Can I Over Insulate My House?

Can I over insulate my house?

Jay

South Kingstown

The short answer is it depends. The energy efficiency effectiveness and indoor air quality depends on if you are doing it the right way in the right place. Insulation must be part of the design intent or part of a scientific integration since it is an integral part of the building system.

Designing and building a new building is the perfect opportunity to incorporate high efficiency windows and doors, vapor barriers, and flashing details that work in tandem with proper insulating techniques. Expectations of building performance and maintenance are essential for a building to sustain the expected energy efficiency performance. Any weaknesses in the envelope design, materials, or construction can negate the performance of insulation.
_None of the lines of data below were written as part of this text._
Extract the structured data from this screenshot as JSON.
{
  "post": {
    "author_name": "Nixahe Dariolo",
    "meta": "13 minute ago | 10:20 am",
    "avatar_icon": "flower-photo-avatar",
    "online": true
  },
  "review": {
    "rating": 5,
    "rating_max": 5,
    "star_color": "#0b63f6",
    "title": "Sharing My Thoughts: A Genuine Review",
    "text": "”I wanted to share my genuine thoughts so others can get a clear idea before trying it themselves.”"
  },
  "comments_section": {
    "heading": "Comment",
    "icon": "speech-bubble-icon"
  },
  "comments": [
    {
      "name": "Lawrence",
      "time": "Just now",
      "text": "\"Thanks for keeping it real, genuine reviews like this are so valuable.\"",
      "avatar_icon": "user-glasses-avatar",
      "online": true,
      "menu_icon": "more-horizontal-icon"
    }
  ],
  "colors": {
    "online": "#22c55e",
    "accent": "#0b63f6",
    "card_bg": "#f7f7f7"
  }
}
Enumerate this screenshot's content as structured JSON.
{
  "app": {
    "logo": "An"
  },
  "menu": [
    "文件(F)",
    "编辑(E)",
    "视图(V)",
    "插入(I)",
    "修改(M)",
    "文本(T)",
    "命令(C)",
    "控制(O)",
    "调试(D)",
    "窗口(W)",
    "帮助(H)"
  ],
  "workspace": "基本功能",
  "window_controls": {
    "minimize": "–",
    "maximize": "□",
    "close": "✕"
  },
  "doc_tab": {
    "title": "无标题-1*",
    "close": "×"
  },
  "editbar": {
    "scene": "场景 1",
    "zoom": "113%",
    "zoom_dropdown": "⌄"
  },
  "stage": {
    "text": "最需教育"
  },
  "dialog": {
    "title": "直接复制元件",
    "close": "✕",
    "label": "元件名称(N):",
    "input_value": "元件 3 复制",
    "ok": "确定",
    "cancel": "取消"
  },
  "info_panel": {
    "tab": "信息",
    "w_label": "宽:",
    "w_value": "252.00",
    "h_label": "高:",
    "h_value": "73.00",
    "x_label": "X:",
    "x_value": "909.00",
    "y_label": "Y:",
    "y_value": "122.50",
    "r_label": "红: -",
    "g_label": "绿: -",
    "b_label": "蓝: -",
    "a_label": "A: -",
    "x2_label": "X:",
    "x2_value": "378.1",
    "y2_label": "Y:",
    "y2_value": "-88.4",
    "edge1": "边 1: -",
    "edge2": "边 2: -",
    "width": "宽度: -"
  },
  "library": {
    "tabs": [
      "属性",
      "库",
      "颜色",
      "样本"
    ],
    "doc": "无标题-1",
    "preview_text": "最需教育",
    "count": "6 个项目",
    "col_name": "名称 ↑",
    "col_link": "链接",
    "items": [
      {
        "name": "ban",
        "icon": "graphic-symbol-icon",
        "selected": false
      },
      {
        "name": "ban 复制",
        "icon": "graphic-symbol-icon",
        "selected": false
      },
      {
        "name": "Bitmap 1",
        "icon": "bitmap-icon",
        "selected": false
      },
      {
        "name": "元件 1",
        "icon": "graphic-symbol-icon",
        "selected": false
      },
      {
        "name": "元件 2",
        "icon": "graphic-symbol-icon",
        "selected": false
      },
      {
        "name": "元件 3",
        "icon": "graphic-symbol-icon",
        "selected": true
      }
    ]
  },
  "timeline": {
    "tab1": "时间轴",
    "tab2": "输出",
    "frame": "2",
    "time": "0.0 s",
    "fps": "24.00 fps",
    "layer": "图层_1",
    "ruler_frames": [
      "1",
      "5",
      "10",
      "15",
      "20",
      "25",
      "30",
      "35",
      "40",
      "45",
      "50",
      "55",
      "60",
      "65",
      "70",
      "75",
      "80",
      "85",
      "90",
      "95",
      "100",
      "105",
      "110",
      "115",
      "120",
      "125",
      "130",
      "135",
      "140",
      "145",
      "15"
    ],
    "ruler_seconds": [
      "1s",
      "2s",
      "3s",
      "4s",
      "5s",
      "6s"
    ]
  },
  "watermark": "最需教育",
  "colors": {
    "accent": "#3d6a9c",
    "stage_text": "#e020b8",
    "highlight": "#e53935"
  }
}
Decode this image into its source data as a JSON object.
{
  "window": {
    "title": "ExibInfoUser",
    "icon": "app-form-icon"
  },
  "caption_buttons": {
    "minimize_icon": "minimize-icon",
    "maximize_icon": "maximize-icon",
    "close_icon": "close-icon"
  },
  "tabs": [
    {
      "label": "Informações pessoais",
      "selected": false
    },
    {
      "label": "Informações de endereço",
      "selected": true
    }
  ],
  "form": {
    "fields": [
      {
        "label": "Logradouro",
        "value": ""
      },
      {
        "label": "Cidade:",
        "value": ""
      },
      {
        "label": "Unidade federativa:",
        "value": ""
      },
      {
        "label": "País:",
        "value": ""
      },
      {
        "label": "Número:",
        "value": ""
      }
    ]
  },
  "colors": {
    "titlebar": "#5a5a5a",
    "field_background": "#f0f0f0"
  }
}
Building performance is key to insuring that insulation will work as expected. Too often insulation is used as a method towards energy savings without actually trying to understand the building. Every building is unique, with no two being the same. Each has their own environmental exposures and location, affecting the levels of moisture that move in and out of the house. Each has their own construction techniques, where flashing, airflow, water management, and the exterior envelope can either introduce or shed water and moisture. Understanding a building’s unique characteristics is a science, and must be investigated and understood.

Experimenting with building performance can have consequences. For thousands of years, indoor air quality was less of an issue since buildings had really good air exchanges. And while it was cold, the air was a good thing. There were many combustibles without proper or complete exhaust methods, so a good breeze kept most buildings healthy for the occupants. But since the 1970’s, the world has focused on energy efficiency and conservation, making buildings a target for retrofit.

Making buildings that were not designed to be efficient act efficient is a science for some and an experiment for others. This is where over insulating a building and making it too air tight is a problem. There are indoor air quality and air exchange standards every building should have. Many retrofitted buildings do not get the analysis necessary to determine if a mechanical air exchange is necessary. People become the canary in a coal mine, causing a slow creep to an unhealthy building, often eluding victims and doctors as the cause for allergies or other health reactions.

Take the time and expense to hire an energy auditor if you are retrofitting with insulation. The auditor can first determine what your building’s really needs, taking baseline readings and analysis before the retrofit. Issues like moisture, water, and airflow must be accounted for. If you are going through your utility, ask for a blower door test prior to and after the insulation retrofit.